I've got a deadline on this of the end of the week on this and I'm wondering if I'm barking up the wrong tree.
And I've figured out use_video_port (and it works!!!)....
Ah, good stuff - I take it you've managed to get a capture the same size as the preview (presumably in some wide-screen aspect ratio) using use_video_port=True? If so, that's probably your best route forward right now. Admittedly the quality won't be as good as using the capture port (which uses the full resolution of the sensor and performs some interpolation to produce a better quality image), but I'm hopeful I can add that capability with the resizer component. I've skimmed through the gist you linked to - looks good, though I guess it's a little out of date if you've got the use_video_port bit working. If I can find the time this week I'll have a go at using it with the development copy of picamera to see if I can get the full-quality stuff working.
Thanks for the advice and help. EDIT: To answer your question, yes the image capture and the preview match at any resolution using use_video_port=True'.
I've uploaded the topic of our discussion, a RasPi camera module stop motion animation application, to github:
https://github.com/russb78/pi-mation
Feel free to have a play around (and tips on my terrible coding would be welcome).
Thanks again - you've been really helpful.
Given the resizer now (mostly) works, there's a couple of possible ways of solving the disparity between capture and preview sizes. The documentation should be enhanced for 1.2 to properly describe both methods (use_video_port or set full-res + resize), then I think we can reasonably close this.
While it's flagged in the documentation, the suggested workaround of setting the camera to full resolution doesn't appear to get the live preview and taken image to match.
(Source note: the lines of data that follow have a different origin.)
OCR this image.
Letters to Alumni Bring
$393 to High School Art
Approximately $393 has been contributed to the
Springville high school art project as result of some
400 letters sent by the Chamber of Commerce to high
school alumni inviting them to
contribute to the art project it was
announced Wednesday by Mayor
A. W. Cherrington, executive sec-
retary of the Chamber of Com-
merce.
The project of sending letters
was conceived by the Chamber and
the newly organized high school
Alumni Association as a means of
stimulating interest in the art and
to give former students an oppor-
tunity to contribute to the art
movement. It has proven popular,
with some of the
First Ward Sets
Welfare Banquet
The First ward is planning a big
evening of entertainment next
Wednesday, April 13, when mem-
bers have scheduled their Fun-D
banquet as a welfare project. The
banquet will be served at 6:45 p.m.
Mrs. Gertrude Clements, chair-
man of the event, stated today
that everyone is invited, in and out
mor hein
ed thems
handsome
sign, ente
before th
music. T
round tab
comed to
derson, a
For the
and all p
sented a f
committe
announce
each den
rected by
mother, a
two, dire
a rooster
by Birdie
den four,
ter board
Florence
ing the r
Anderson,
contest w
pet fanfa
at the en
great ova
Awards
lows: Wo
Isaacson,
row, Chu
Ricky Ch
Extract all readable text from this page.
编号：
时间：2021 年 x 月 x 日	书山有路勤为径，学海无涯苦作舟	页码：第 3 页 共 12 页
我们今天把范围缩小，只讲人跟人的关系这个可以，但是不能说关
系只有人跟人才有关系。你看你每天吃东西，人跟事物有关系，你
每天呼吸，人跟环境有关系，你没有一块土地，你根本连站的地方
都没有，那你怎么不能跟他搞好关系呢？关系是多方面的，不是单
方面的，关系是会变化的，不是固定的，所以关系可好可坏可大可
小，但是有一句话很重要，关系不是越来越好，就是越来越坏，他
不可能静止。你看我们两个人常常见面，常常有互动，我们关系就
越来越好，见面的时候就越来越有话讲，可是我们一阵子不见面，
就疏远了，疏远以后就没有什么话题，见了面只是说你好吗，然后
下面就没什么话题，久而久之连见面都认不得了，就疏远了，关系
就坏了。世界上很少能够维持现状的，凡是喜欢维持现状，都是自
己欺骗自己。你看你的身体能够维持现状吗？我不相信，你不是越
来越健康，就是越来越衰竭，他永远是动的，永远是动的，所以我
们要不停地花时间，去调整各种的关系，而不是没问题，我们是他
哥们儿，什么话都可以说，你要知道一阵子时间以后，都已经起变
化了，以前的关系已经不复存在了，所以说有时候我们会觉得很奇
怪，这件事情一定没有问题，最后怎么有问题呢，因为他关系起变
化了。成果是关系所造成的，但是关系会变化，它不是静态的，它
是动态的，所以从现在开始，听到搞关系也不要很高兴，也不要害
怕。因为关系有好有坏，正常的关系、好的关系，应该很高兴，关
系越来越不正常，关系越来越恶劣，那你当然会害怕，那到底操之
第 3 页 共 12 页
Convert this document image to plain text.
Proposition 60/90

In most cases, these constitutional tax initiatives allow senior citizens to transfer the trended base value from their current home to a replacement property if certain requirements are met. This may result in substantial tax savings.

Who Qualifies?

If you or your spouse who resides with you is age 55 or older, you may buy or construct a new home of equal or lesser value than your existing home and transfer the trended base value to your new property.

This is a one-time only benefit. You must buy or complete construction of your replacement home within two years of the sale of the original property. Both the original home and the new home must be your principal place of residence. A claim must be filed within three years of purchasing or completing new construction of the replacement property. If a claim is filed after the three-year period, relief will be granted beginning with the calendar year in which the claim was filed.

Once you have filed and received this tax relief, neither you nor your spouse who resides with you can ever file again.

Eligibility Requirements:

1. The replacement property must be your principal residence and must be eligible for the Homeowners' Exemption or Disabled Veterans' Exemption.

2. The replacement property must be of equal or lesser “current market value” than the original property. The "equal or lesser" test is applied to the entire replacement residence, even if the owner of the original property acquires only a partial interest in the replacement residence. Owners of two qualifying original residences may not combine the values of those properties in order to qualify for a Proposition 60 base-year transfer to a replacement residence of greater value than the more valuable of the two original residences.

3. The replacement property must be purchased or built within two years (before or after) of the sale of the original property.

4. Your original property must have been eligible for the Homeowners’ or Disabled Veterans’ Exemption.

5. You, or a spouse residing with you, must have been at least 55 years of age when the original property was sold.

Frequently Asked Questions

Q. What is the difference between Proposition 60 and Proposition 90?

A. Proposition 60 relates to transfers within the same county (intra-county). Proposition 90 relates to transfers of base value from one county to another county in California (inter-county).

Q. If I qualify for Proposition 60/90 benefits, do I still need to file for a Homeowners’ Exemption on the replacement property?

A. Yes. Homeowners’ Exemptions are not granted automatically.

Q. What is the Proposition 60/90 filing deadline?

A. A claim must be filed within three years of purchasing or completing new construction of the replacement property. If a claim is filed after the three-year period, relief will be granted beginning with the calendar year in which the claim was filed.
For context, I'm creating a stop motion animation package. The 'onion-skinning' effect is working perfectly with the Alpha preview laid over the top of the last image taken (via Pygame), but since the live preview isn't an accurate representation of the actual image, it's impossible to align them.
If anyone has got a suggestion on how to post-process the image via PIL / Pygame in the short-term, I'd really appreciate the input. Any information on if/when there might be a fix / workaround would be really appreciated.
Thanks for the library - it's otherwise fantastic!